Душа императора | страница 28



День тридцатый

— Что-то новенькое, — произнёс Гаотона, осматривая витраж.

Это была особенно вдохновенная работа Шай. Попытки воссоздать окно в лучшем обличии проваливались одна за другой, и каждый раз, почти через пять минут, оно вновь превращалось в разбитое, со щелями по краям.

Тогда Шай нашла кусочек цветного стекла, одной стороной застрявший в раме, и поняла, что это окно когда-то было витражом, как многие другие во дворце. Его разбили, стёкла рассыпались, а рама погнулась, из-за чего появились щели, пропускающие холодный ветер.

Менять окно, как и следовало, никто не стал. Просто установили обычное стекло, так и оставив раму — всю в трещинах. Шай восстановила окно, приложив печать к правому нижнему углу, и теперь его прошлое было несколько другое: будто кто-то хозяйственный вовремя обнаружил проблему и занялся ею. После такой истории печать сразу же схватилась. Теперь, даже несмотря на столь долгий срок, окно снова воспринимало себя красивым.

А может быть, она просто замечталась.

— Вы мне сказали, что приведёте сегодня испытуемого для проверки моей работы, — сказала Шай, сдувая пыль с новенькой печати, которую только что вырезала.

С обратной стороны — неотгравированной — она нанесла несколько резных линий — завершающие штрихи, которые всегда делались по окончании работы. Они говорили о том, что печать готова, и резьбы больше не будет. Шай любила делать их в виде географических очертаний своей родины, МайПон.

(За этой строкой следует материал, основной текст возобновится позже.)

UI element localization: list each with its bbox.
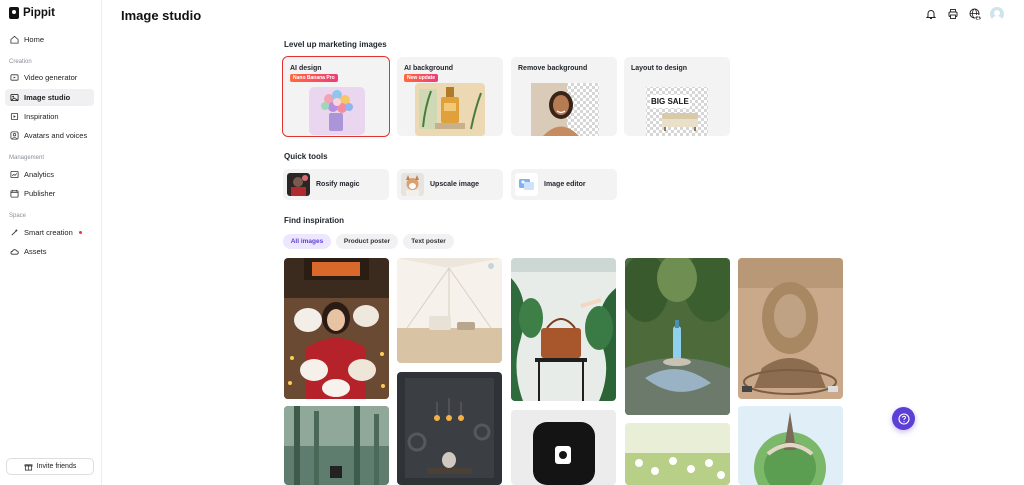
tool-label: Image editor xyxy=(544,181,586,188)
gallery-image[interactable] xyxy=(738,258,843,399)
section-title-find-inspiration: Find inspiration xyxy=(284,216,344,225)
card-layout-to-design[interactable]: Layout to design BIG SALE xyxy=(624,57,730,136)
analytics-icon xyxy=(10,170,19,179)
pippit-logo-icon xyxy=(9,7,19,19)
invite-friends-button[interactable]: Invite friends xyxy=(6,458,94,475)
sofa-sale-illustration xyxy=(646,87,708,136)
gallery-image[interactable] xyxy=(284,406,389,485)
sidebar-item-video-generator[interactable]: Video generator xyxy=(5,69,94,86)
sidebar: Pippit Home Creation Video generator Ima… xyxy=(0,0,102,485)
gallery-image[interactable] xyxy=(738,406,843,485)
chip-text-poster[interactable]: Text poster xyxy=(403,234,454,249)
home-icon xyxy=(10,35,19,44)
sidebar-item-image-studio[interactable]: Image studio xyxy=(5,89,94,106)
statue-city-image xyxy=(738,258,843,399)
sidebar-item-label: Publisher xyxy=(24,189,56,198)
gallery-image[interactable] xyxy=(625,258,730,415)
sidebar-item-assets[interactable]: Assets xyxy=(5,243,94,260)
forest-bottle-image xyxy=(625,258,730,415)
notification-dot xyxy=(78,231,82,234)
sidebar-item-label: Analytics xyxy=(24,170,55,179)
sidebar-item-label: Video generator xyxy=(24,73,78,82)
tool-image-editor[interactable]: Image editor xyxy=(511,169,617,200)
card-title: AI background xyxy=(404,65,454,72)
sidebar-item-label: Inspiration xyxy=(24,112,59,121)
card-ai-background[interactable]: AI background New update xyxy=(397,57,503,136)
tool-upscale-image[interactable]: Upscale image xyxy=(397,169,503,200)
card-title: AI design xyxy=(290,65,322,72)
sidebar-item-label: Avatars and voices xyxy=(24,131,88,140)
cloud-icon xyxy=(10,247,19,256)
app-icon-image xyxy=(511,410,616,485)
invite-label: Invite friends xyxy=(36,463,77,470)
rosify-thumbnail xyxy=(287,173,310,196)
card-title: Layout to design xyxy=(631,65,687,72)
printer-icon[interactable] xyxy=(946,8,959,21)
image-icon xyxy=(10,93,19,102)
card-badge: Nano Banana Pro xyxy=(290,74,338,82)
gallery-image[interactable] xyxy=(511,410,616,485)
svg-text:EN: EN xyxy=(975,16,980,21)
upscale-thumbnail xyxy=(401,173,424,196)
section-title-level-up: Level up marketing images xyxy=(284,40,387,49)
gallery-image[interactable] xyxy=(511,258,616,401)
flower-bouquet-illustration xyxy=(309,87,365,135)
page-title: Image studio xyxy=(121,8,202,23)
video-icon xyxy=(10,73,19,82)
sidebar-item-analytics[interactable]: Analytics xyxy=(5,166,94,183)
chip-all-images[interactable]: All images xyxy=(283,234,331,249)
card-title: Remove background xyxy=(518,65,588,72)
portrait-illustration xyxy=(531,83,599,136)
section-label-creation: Creation xyxy=(9,59,32,65)
gallery-image[interactable] xyxy=(625,423,730,485)
bell-icon[interactable] xyxy=(924,8,937,21)
section-title-quick-tools: Quick tools xyxy=(284,152,328,161)
sidebar-item-publisher[interactable]: Publisher xyxy=(5,185,94,202)
sidebar-item-label: Image studio xyxy=(24,93,71,102)
section-label-management: Management xyxy=(9,155,45,161)
industrial-lamp-image xyxy=(397,372,502,485)
app-root: Pippit Home Creation Video generator Ima… xyxy=(0,0,1024,485)
tool-rosify-magic[interactable]: Rosify magic xyxy=(283,169,389,200)
avatar-icon xyxy=(10,131,19,140)
help-button[interactable] xyxy=(892,407,915,430)
daisies-image xyxy=(625,423,730,485)
gallery-image[interactable] xyxy=(397,372,502,485)
gallery-image[interactable] xyxy=(397,258,502,363)
card-remove-background[interactable]: Remove background xyxy=(511,57,617,136)
sidebar-item-home[interactable]: Home xyxy=(5,31,94,48)
header-actions: EN xyxy=(924,7,1004,21)
sidebar-item-smart-creation[interactable]: Smart creation xyxy=(5,224,94,241)
question-mark-icon xyxy=(897,412,910,425)
foggy-forest-image xyxy=(284,406,389,485)
logo-text: Pippit xyxy=(23,7,55,19)
cats-woman-image xyxy=(284,258,389,399)
sidebar-item-label: Assets xyxy=(24,247,47,256)
bag-plants-image xyxy=(511,258,616,401)
card-badge: New update xyxy=(404,74,439,82)
globe-language-icon[interactable]: EN xyxy=(968,8,981,21)
sidebar-item-label: Smart creation xyxy=(24,228,73,237)
card-art-text: BIG SALE xyxy=(651,97,689,106)
perfume-illustration xyxy=(415,83,485,136)
tool-label: Upscale image xyxy=(430,181,480,188)
sidebar-item-inspiration[interactable]: Inspiration xyxy=(5,108,94,125)
tent-interior-image xyxy=(397,258,502,363)
section-label-space: Space xyxy=(9,213,27,219)
user-avatar[interactable] xyxy=(990,7,1004,21)
tool-label: Rosify magic xyxy=(316,181,360,188)
sparkle-icon xyxy=(10,228,19,237)
calendar-icon xyxy=(10,189,19,198)
app-logo[interactable]: Pippit xyxy=(9,7,55,19)
lightbulb-icon xyxy=(10,112,19,121)
image-editor-thumbnail xyxy=(515,173,538,196)
gift-icon xyxy=(24,462,33,471)
eiffel-globe-image xyxy=(738,406,843,485)
chip-product-poster[interactable]: Product poster xyxy=(336,234,398,249)
gallery-image[interactable] xyxy=(284,258,389,399)
sidebar-item-avatars-voices[interactable]: Avatars and voices xyxy=(5,127,94,144)
sidebar-item-label: Home xyxy=(24,35,45,44)
card-ai-design[interactable]: AI design Nano Banana Pro xyxy=(282,56,390,137)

Штамп готов, штрихи сделаны, и Шай держала его над пламенем свечи. Такова была особенность камня души: он твердел при нагревании, отчего переставал крошиться. Хотя в этом случае нагревать камень уже было не нужно: последние штрихи и без того завершили дело. В принципе, Шай могла работать с чем угодно, лишь бы резьба шла четко, просто камень души ценили как раз за способность твердеть в огне.

Свеча коптила, и Шай покрывала печать сажей с обеих сторон. Когда все было готово, она сильно подула. Сажа слетела, и под ней остался красивый мрамор, отливающий красно-серым оттенком.

— Я привел, как и обещал, — Гаотона подошел к двери, где стоял капитан Зу.

Шай откинулась на стуле, который недавно, как и хотела, переделала в удобный. Она решила поспорить сама с собой, кем же будет этот испытуемый. Кто-нибудь из охраны? А может из мелких прислужников, например, личный писарь Ашравана? Кого же арбитры заставят, во имя великой идеи, терпеть страшные страдания от еретического ремесла Шай?